The original Twilight Zone was so successful because it was universal in its themes and its morals. It featured morality tales set in fantasy situations – take the incredible ‘The Monsters are Due on Maple Street’, which dealt with prejudice, suspicion and mob mentality using the trappings of an alien invasion. Serling used sci-fi to push boundaries at a time when there were actual boundaries – it was a decade when TV didn’t like to show married couples sleeping in the same bed, and African-American people had trouble attending schools. Occasionally, the show touched on real politics (‘Deaths-Head Revisited’ follows a former SS officer revisiting Dachau; original pilot ‘The Time Element’ took place immediately prior to Pearl Harbour), but its focus was its universality. Anyone could tune in and engage with the moral lessons – beauty is in the eye of the beholder, for example, or be careful what you wish for.

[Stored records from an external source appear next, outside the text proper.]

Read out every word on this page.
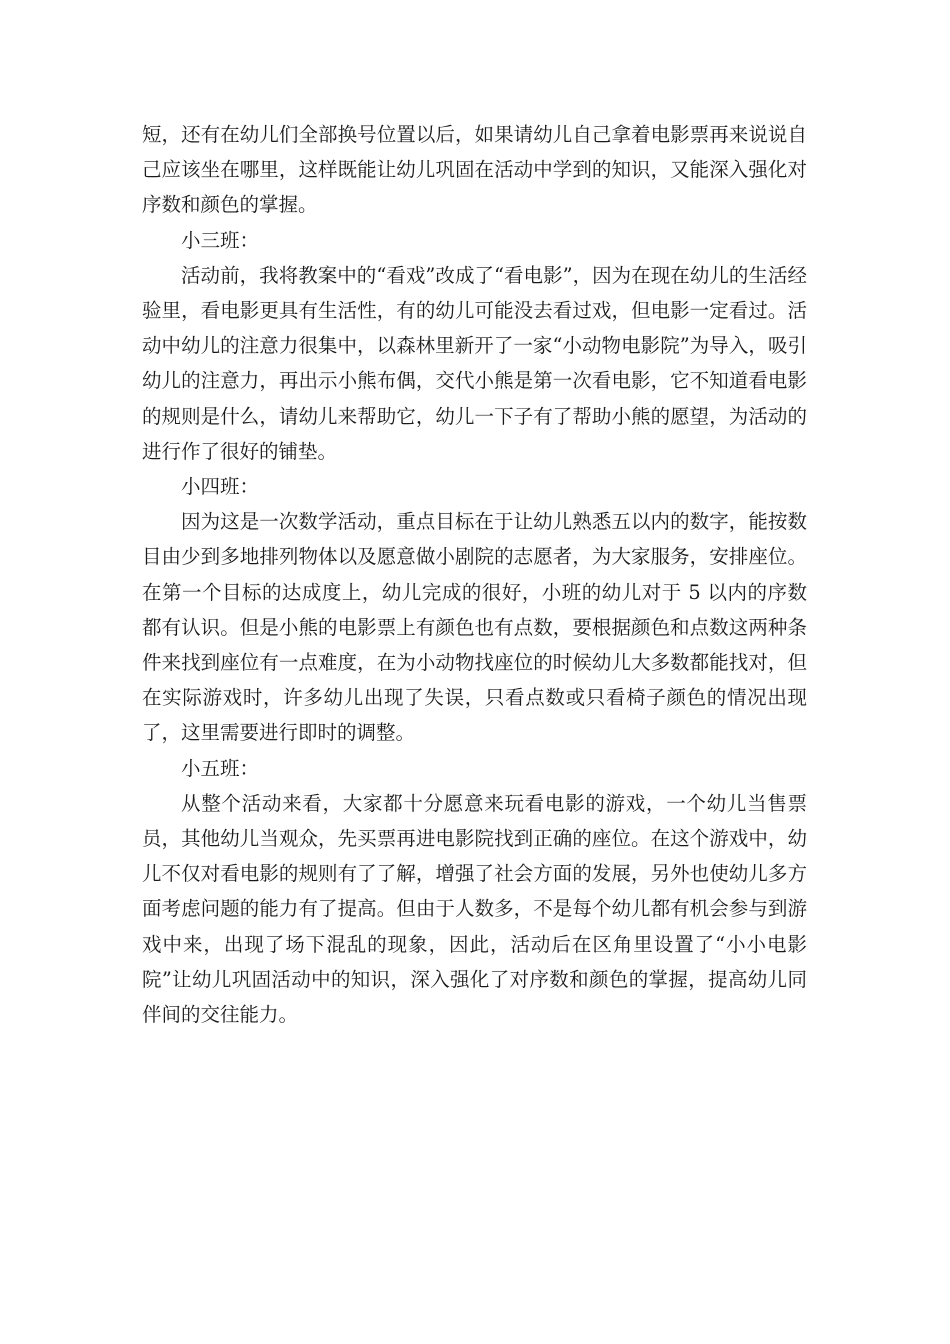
短，还有在幼儿们全部换号位置以后，如果请幼儿自己拿着电影票再来说说自己应该坐在哪里，这样既能让幼儿巩固在活动中学到的知识，又能深入强化对序数和颜色的掌握。

小三班：

活动前，我将教案中的“看戏”改成了“看电影”，因为在现在幼儿的生活经验里，看电影更具有生活性，有的幼儿可能没去看过戏，但电影一定看过。活动中幼儿的注意力很集中，以森林里新开了一家“小动物电影院”为导入，吸引幼儿的注意力，再出示小熊布偶，交代小熊是第一次看电影，它不知道看电影的规则是什么，请幼儿来帮助它，幼儿一下子有了帮助小熊的愿望，为活动的进行作了很好的铺垫。

小四班：

因为这是一次数学活动，重点目标在于让幼儿熟悉五以内的数字，能按数目由少到多地排列物体以及愿意做小剧院的志愿者，为大家服务，安排座位。在第一个目标的达成度上，幼儿完成的很好，小班的幼儿对于 5 以内的序数都有认识。但是小熊的电影票上有颜色也有点数，要根据颜色和点数这两种条件来找到座位有一点难度，在为小动物找座位的时候幼儿大多数都能找对，但在实际游戏时，许多幼儿出现了失误，只看点数或只看椅子颜色的情况出现了，这里需要进行即时的调整。

小五班：

从整个活动来看，大家都十分愿意来玩看电影的游戏，一个幼儿当售票员，其他幼儿当观众，先买票再进电影院找到正确的座位。在这个游戏中，幼儿不仅对看电影的规则有了了解，增强了社会方面的发展，另外也使幼儿多方面考虑问题的能力有了提高。但由于人数多，不是每个幼儿都有机会参与到游戏中来，出现了场下混乱的现象，因此，活动后在区角里设置了“小小电影院”让幼儿巩固活动中的知识，深入强化了对序数和颜色的掌握，提高幼儿同伴间的交往能力。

Serling used sci-fi to push boundaries at a time when there were actual boundaries
However, the creators of this new series have been very quick to politicise it. Executive producer Simon Kinberg said that “the world we live in 2019 is clamouring socially, politically, morally for a new Twilight Zone. Our politics are so upside down, and because the divisions are getting wider, it’s time for a show that can be entertaining but also provide moral and social parables.” So, does the show bridge the divide and offer universal lessons? No, it certainly does not.
The opening episode begins with a comedian ranting about the president being ‘a fascist dickhead’, and in ‘The Wunderkind’, a petulant spoiled brat child is elected president. In ‘Replay’, a racist cop attacks a black man, but his mother has a video camera that rewinds time – the twist is seemingly that racist cops like to attack black people. In ‘Point of Origin’, a tale about illegal immigrants, we are told that ‘we are all immigrants from somewhere’. ‘The Blue Scorpion’ is almost a bizarre parody that pushes an anti-gun agenda. However, that doesn’t compare to the worst episode of the lot, ‘Not All Men’, in which men start behaving erratically and violently after a meteor shower. The twist – there was never anything wrong, and all men just act like animals given any excuse.

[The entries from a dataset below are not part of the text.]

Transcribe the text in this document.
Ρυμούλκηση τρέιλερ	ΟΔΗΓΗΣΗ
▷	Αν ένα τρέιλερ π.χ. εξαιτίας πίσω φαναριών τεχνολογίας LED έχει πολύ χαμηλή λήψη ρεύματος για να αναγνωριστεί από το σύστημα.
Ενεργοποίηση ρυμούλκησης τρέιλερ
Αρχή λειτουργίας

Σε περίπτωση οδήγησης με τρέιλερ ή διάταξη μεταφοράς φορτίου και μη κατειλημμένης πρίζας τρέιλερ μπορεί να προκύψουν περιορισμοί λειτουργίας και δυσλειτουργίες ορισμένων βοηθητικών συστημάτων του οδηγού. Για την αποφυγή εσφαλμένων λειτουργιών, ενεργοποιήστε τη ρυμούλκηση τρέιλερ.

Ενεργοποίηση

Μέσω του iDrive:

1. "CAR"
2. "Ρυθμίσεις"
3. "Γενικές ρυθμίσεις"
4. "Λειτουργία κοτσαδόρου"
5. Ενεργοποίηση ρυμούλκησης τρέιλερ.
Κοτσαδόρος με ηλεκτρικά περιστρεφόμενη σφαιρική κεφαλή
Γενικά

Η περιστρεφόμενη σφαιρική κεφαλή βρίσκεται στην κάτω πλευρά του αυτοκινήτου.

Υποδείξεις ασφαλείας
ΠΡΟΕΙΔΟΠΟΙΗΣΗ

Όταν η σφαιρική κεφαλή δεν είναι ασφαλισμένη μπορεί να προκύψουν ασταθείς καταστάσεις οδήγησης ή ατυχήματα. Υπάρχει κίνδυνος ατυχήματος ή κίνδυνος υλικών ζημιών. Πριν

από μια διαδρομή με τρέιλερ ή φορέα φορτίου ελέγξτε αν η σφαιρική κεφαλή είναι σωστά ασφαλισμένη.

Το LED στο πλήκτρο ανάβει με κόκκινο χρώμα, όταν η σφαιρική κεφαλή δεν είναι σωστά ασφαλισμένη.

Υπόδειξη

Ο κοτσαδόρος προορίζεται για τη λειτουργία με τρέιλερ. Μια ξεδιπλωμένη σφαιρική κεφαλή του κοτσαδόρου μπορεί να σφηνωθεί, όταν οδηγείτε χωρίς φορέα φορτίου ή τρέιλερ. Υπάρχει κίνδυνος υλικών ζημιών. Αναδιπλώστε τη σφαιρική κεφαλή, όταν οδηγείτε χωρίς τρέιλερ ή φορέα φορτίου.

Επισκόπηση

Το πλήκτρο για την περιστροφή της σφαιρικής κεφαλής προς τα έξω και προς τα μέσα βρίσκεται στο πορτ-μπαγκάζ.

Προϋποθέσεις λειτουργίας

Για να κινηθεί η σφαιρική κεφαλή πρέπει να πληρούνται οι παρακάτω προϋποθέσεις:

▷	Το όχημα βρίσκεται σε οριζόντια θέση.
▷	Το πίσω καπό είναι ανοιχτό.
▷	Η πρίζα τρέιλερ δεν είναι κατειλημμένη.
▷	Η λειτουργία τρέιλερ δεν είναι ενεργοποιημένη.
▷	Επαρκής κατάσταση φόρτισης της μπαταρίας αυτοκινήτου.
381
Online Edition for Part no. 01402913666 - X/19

They’re very much pushing a left-wing point of view, to an extent that it becomes preachy and an almost unbearable watch
I’m not suggesting that these lessons are necessarily bad, but they’re certainly not universal morals – they’re very much pushing a left-wing point of view, to an extent that it becomes preachy and an almost unbearable watch. Far from helping to heal the divisions as Kinberg suggests, this new Twilight Zone will likely only exacerbate them before it is so painfully partisan. There’s a place for political satire and pushing left-wing politics, but that place is not The Twilight Zone.
In a world with both Inside No. 9 and Black Mirror, spiritual successors to the show, is there still a place for The Twilight Zone? It has been revived three times, but none of the revivals managed to capture the magic of the original series. It was a lightning-in-a-bottle scenario, and it was the visionary genius of Serling that made it so powerful back in the 1960s, and still resonant nowadays. If you want to enjoy the show, the original series is still the only way to do it – I don’t know what Jordan Peele has produced, but calling it The Twilight Zone is an insult to perhaps the greatest TV show of all time.